Miniaturas (6-10)

6. − Quando quero ouvir a voz de um fantasma – disse ela – apago as luzes, sento-me no sofá e ponho um disco da Nico; um qualquer. E tu?
− Eu, fecho os olhos e venho ter contigo – respondeu.
7. Já perdera a conta das vezes que os seus amigos haviam falado daquele lugar, das suas exóticas maravilhas, das novas aventuras em cada viagem. E continuava a ouvi-los com a discreta felicidade de quem quase aflora o paraíso. Não dizia a ninguém, mas tinha a certeza de ser esse o único lugar que jamais visitaria.

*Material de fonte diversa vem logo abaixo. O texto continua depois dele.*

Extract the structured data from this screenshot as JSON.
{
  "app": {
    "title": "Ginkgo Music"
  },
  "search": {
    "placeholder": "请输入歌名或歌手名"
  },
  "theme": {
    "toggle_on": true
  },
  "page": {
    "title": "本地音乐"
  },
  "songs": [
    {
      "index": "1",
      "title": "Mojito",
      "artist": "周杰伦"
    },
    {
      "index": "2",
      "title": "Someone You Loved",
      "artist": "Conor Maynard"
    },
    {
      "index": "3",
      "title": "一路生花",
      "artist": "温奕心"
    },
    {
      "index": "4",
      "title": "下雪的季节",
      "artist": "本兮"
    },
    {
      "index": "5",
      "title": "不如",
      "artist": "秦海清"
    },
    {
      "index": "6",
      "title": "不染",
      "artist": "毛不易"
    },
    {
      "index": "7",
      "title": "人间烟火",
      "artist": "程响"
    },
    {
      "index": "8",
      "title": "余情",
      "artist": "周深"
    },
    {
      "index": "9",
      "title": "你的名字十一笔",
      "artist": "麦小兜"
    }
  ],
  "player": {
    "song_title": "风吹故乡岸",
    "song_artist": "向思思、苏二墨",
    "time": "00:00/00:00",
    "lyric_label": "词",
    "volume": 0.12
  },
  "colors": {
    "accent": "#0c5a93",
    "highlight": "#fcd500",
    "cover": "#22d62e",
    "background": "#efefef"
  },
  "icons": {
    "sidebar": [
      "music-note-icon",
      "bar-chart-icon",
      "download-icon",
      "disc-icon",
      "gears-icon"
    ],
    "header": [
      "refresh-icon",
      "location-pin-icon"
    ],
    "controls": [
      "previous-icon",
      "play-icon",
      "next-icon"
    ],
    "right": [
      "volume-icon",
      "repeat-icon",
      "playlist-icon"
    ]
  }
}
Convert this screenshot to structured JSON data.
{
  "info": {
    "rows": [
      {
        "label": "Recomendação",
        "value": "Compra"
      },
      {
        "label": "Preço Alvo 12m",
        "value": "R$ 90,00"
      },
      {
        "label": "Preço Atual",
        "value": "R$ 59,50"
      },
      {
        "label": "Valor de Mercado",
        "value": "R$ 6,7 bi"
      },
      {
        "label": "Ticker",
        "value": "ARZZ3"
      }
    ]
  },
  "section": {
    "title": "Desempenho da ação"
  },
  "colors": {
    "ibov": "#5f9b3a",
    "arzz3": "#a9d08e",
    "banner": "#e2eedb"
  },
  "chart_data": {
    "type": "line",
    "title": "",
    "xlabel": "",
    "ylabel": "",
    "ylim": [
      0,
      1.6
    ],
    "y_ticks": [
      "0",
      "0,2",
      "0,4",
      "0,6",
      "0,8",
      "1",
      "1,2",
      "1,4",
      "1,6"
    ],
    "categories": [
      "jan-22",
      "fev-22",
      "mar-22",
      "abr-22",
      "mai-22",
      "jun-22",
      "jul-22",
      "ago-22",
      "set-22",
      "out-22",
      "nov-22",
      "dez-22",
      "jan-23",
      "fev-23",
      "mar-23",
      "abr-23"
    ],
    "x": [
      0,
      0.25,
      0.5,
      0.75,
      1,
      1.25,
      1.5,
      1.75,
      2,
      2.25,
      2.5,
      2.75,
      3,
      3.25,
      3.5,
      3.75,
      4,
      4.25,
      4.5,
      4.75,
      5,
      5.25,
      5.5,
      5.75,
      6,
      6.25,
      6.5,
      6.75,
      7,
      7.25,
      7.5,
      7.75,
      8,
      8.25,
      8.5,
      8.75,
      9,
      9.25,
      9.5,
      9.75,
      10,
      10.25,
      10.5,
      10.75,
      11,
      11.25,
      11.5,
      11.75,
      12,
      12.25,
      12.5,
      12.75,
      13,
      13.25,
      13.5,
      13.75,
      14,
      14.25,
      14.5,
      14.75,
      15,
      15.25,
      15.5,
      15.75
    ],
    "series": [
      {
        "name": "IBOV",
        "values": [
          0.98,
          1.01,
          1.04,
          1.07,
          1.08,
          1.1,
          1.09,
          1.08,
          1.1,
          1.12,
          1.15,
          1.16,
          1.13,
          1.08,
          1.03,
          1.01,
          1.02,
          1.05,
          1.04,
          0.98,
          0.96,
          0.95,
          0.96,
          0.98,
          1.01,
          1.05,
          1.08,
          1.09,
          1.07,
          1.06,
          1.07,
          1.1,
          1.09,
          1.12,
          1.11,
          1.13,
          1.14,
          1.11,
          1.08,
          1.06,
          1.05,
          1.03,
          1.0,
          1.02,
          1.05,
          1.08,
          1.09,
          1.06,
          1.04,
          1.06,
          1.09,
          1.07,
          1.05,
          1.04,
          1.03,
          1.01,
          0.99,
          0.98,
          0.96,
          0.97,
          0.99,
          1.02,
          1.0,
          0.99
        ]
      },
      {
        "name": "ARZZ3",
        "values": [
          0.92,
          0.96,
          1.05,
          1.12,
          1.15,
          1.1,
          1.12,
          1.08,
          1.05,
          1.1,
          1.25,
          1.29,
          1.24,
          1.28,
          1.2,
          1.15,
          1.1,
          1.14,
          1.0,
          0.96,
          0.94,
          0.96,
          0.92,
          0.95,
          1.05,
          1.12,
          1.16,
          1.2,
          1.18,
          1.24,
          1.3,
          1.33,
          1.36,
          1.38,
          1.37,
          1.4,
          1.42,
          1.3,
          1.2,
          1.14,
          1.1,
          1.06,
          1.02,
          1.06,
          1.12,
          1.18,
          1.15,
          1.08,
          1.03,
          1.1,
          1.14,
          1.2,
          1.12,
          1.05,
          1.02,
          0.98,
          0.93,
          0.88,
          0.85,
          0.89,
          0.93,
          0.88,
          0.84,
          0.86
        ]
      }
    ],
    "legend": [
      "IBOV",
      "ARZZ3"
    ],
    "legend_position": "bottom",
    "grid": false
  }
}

8. Era uma vez um príncipe que vivia num grande castelo, cheio de príncipes e princesas. Os criados eram todos príncipes como ele, os soldados, os agricultores, os padres eram também príncipes, e tudo em redor prosperava com tanta realeza. O conselheiro do príncipe, por seu lado, não era príncipe, mas um cão vadio e meigo, que no seu triste deserto de pêlo escondia, entre as pulgas, um pequeno planeta azul onde existiam também alguns príncipes, todos conselheiros de gigantescos, patéticos palácios vazios.
9. Ela disse: quando morrer vou brincar aos legos no outro lado. Cada peça uma cidade, uma viagem, um desejo. Sorriu com a certeza de não ser compreendida; e vagueava já na perspectiva mental de bizarros monumentos quando o Chapeleiro a interrompeu, irritado com a falta de maneiras. O chá estava quase frio! (para a G.)
10. Aquelas mãos recortando formas redondas no ar estavam sempre presentes, mesmo no escuro e no silêncio, entre vapores. Não conseguia esquecer o filme e o destino da mulher, que escolhera morrer no momento de maior felicidade. Apaixonar-se passou a ser a coisa que mais temia no mundo.